Foods rich in minerals are known to have a salty taste. Minerals are important helpers for the activity of enzymes in the body, but they are also necessary for the proper functioning of our brain and nervous system – nerves send their messages using sodium ions.

Carbohydrates and fats are important sources of energy, and umami indicates the presence of amino acids necessary for the creation and repair of tissue cells, and also plays an important role in the production of neurotransmitters.

That being said, we tend to find bitter and sour tastes unpleasant, especially in childhood. Researchers believe that this is an important protective adaptation – such tastes can indicate the presence of toxins. It is hypothesized that children are much more sensitive to these tastes than adults, perhaps due to an increased risk of toxicity or other harmful side effects. Curiously, over the course of life, our sensitivity to bitter decreases – therefore, many adults love coffee, but children do not like its taste.

Psychologists note that our love for coffee is associated not only with taste, but also with the sensations that it gives. Coffee drinkers would most likely turn down a second sip, but that all changes when the caffeine hits our brains, producing a pleasantly mild feeling of euphoria and heightened alertness. It is known that these pleasant sensations are coded along with the taste of coffee – as a result, we begin to love this invigorating drink.

Researchers have concluded that psychology plays an important role in our taste preferences. For example, if your grandmother used to make you a walnut cake as a child, then as an adult you are more likely to love walnut cake, as well as roasted nuts and anything that tastes like that.

Psychologists say that in a sense, every time you eat a nut cake as an adult, you will evoke and neuralgically experience these associations. That is, in fact, most of the pleasure of walnut pie is associated with our memory.

At the same time, if the first experience of acquaintance with walnuts had a negative connotation, for example, you got sick. With a high degree of probability, in adulthood, they will cause you negative associations, which means that you are unlikely to love this product.

So how can we change our attitude towards hated products?

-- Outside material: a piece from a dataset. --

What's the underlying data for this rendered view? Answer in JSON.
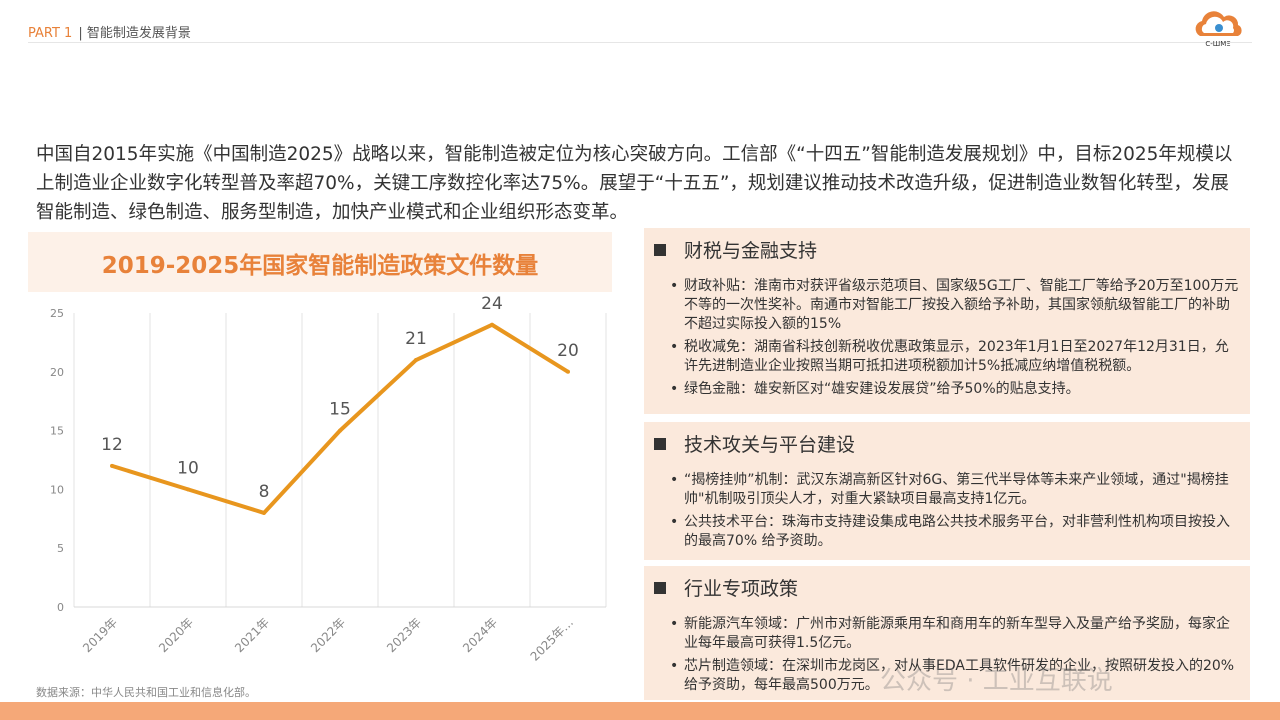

Psychologists have come to the conclusion that some of our preferences are related to psychology, but there are those that are due to genetics. Alas, the latter cannot be changed.

Psychologists believe that in order to change the attitude towards food, it is necessary to try it in large quantities in a pleasant and calm environment. In this way, we can learn to appreciate certain products.

In addition, psychologists advise trying the same product prepared in different ways. For example, if you don't like Brussels sprouts, try shredding them and sautéing them with garlic.